10 – Ce renforcement de la capacité d’action des acteurs territoriaux passe par une meilleure connaissance des actions engagées et de leurs impacts tant qualitatifs que quantitatifs. Aussi nous considérons nécessaire la mise en place d’un véritable observatoire africain de l’action climatique non étatique qui éclairera les décideurs nationaux et internationaux sur l’impact des actions menées, leur potentiel de développement, les freins à leur déploiement.
11 – Nous devons aussi renforcer l’échange de bonnes pratiques, le porter à connaissance sur les succès comme sur les difficultés. Les moyens dédiés à l’information et à la formation se doivent d’être renforcés. Les coopérations décentralisées Sud-Sud, Sud-Nord et l’intégration des apports de la diaspora africaine peuvent aussi être un outil précieux de ce renforcement des capacités.

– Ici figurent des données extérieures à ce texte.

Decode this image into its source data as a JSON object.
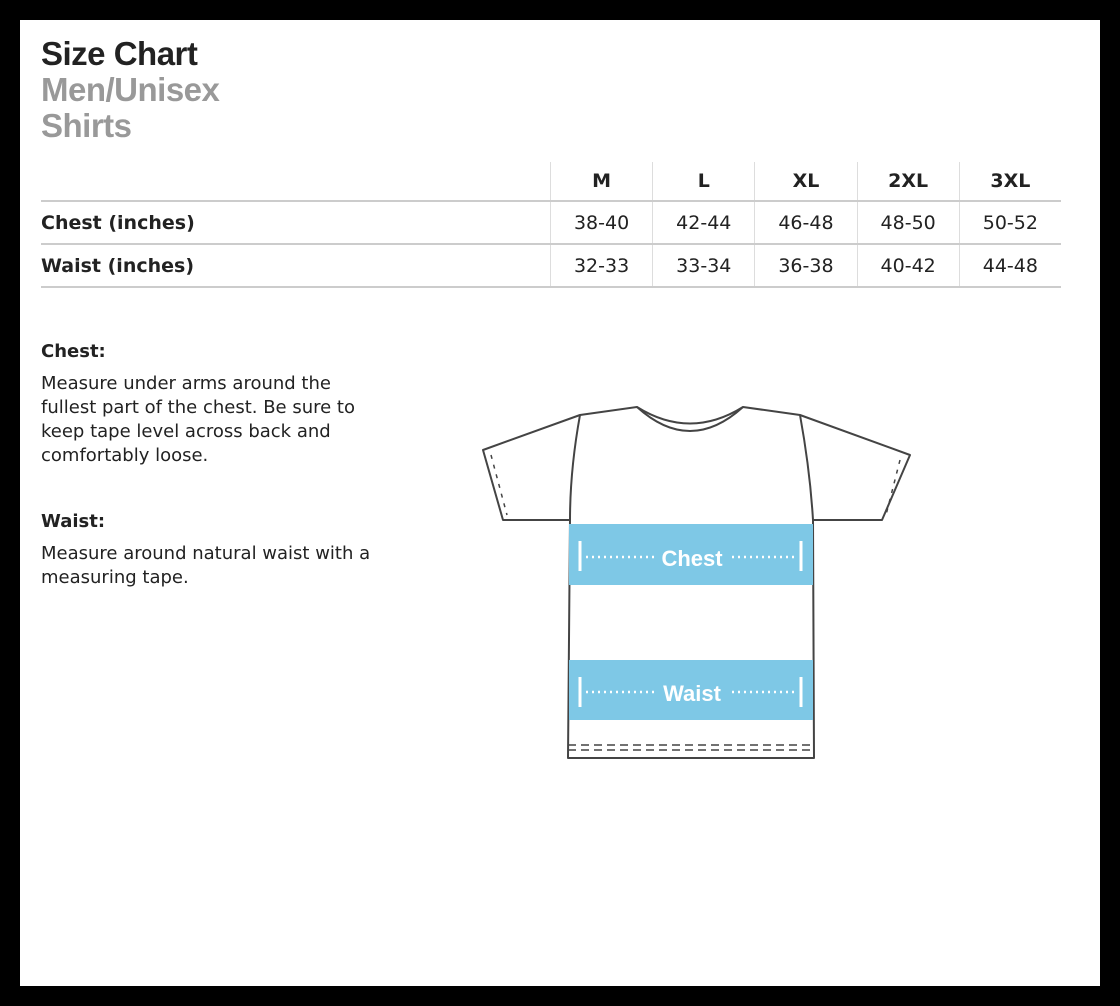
{
  "title": "Size Chart",
  "subtitle1": "Men/Unisex",
  "subtitle2": "Shirts",
  "table": {
    "sizes": [
      "M",
      "L",
      "XL",
      "2XL",
      "3XL"
    ],
    "rows": [
      {
        "label": "Chest (inches)",
        "values": [
          "38-40",
          "42-44",
          "46-48",
          "48-50",
          "50-52"
        ]
      },
      {
        "label": "Waist (inches)",
        "values": [
          "32-33",
          "33-34",
          "36-38",
          "40-42",
          "44-48"
        ]
      }
    ]
  },
  "chest": {
    "heading": "Chest:",
    "text": "Measure under arms around the fullest part of the chest. Be sure to keep tape level across back and comfortably loose."
  },
  "waist": {
    "heading": "Waist:",
    "text": "Measure around natural waist with a measuring tape."
  },
  "diagram": {
    "chest_label": "Chest",
    "waist_label": "Waist",
    "band_color": "#7ec8e6"
  }
}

12 – Nous rappelons enfin que la stabilisation du climat et le renforcement des moyens dédiés à l’adaptation n’est possible que dans un monde de régulation où la gouvernance internationale fonctionne. La paix dans le monde, la fin des conflits et le respect par tous de la Charte des Nations Unies sont des conditions nécessaires à la mise en œuvre de l’accord de Paris sur le climat et à l’avenir de l’humanité.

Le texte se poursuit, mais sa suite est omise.